'Faith restored in humanity in London last night.,' the woman wrote in a social media post.
Editor's note: This article was originally published on December 20, 2022. It has since been updated.
Ellie Farnfiled will forever be grateful to the good Samaritan who helped her when she really needed it. She was traveling from Redhill in Surrey to London Victoria on October 21, 2015, when she fell unconscious. To her surprise, when she woke up, she found a £10 (about $12) note and a handwritten letter from a person called Tom. According to the Independent, the note read: "I hope by the time you read this you are feeling better. You had a seizure on the train and I took you off." He apologized for having possibly hurt her leg when he walked on it "before realizing" she was on the floor "having a fit."
"I'm also sorry I can't stay with you now but here is a coffee to perk you up later and £10 to make sure you get a taxi home," Tom wrote.
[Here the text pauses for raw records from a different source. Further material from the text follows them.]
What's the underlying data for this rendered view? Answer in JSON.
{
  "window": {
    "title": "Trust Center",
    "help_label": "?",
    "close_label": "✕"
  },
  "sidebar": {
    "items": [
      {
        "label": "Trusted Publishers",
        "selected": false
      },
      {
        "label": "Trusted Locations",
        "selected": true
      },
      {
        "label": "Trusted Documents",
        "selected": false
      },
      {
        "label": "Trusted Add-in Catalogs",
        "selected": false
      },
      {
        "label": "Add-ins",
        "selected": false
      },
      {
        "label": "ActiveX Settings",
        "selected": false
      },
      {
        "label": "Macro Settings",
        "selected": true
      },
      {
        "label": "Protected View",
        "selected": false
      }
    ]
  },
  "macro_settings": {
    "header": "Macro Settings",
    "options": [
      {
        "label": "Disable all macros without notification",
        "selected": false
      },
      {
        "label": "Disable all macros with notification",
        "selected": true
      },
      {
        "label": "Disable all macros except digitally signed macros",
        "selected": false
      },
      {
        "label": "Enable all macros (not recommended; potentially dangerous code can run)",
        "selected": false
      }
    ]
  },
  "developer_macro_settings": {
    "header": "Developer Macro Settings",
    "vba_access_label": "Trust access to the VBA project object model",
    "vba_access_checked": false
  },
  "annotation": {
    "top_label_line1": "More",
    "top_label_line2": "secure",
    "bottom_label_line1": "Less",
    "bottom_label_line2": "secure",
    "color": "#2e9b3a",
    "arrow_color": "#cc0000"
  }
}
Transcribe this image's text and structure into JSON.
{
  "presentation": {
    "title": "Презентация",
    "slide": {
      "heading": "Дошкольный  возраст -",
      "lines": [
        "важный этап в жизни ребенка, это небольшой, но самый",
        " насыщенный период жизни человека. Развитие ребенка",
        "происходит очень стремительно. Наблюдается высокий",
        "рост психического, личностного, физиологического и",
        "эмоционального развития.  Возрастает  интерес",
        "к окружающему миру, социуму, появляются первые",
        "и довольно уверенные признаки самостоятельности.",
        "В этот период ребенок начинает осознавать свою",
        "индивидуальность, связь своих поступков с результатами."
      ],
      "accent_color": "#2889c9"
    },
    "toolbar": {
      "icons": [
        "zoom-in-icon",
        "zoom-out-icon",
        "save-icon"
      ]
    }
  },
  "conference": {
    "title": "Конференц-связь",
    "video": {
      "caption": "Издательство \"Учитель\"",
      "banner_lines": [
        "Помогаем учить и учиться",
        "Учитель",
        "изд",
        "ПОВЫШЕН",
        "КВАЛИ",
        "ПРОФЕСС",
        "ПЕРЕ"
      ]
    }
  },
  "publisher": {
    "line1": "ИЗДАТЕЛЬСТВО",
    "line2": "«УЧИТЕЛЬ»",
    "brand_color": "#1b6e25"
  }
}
He also apologized for not having any more money to leave with her and hoped that she didn't live far away. He wrote: "I've contacted people from your phone and medical help is on its way and you're with train staff. Wishing you all the best and a quick recovery. Love Tom.” Farnfield, who was very moved by the stranger's kindness, posted a picture of the letter on Facebook and launched a campaign called #findtraintom to thank him for his kind act. She wrote: "Faith restored in humanity in London last night. Thank you so much to everyone who helped me–especially 'Tom.'"
Farnfiled told reporters that she was "quite emotional" by Tom's generosity and wanted to thank him and also return the money. "Anything could have happened. I could have hit my head, fallen off the train, been there for a long time," she said.
"There is something really lovely about the kindness of a stranger. If I meet him, drinks are on me," Farnfield added. Sharing that she was "overwhelmed" by the response from people on social media, she said: "Fingers crossed we find him." Farnfield, an acupuncture student, has reportedly had many seizures in the past and her family and friends are rooting for the #findtraintom campaign. Speaking to Mail Online, she said: "Everyone thinks Tom is great. There has been lots of speculation about who he might be, what he does, what he looks like, and friends 'shotgunning' him as their future boyfriend."
Many on the internet shared the post to find Tom. One wrote: "I hope that if I ever have a seizure while by myself that a guy like this would help me." Another person shared their own experience, writing: "I don't know if Tom was ever found but I really hope he was because reading this has reminded me of the man who helped me during my first seizure in Ashton-in-Makerfield around April 2011. He pulled over and got out of his van after he saw me fall and go into a fit, he then stayed with me until the paramedics arrived."
A spokesperson for Southern, the train operator for the section of the line where the incident took place, said: "What this mystery man Tom did just goes to show how thoughtful and kind-hearted many of our passengers are. This would have been a frightening experience but thanks to our good Samaritan this young lady woke up in good hands with a taxi fare home."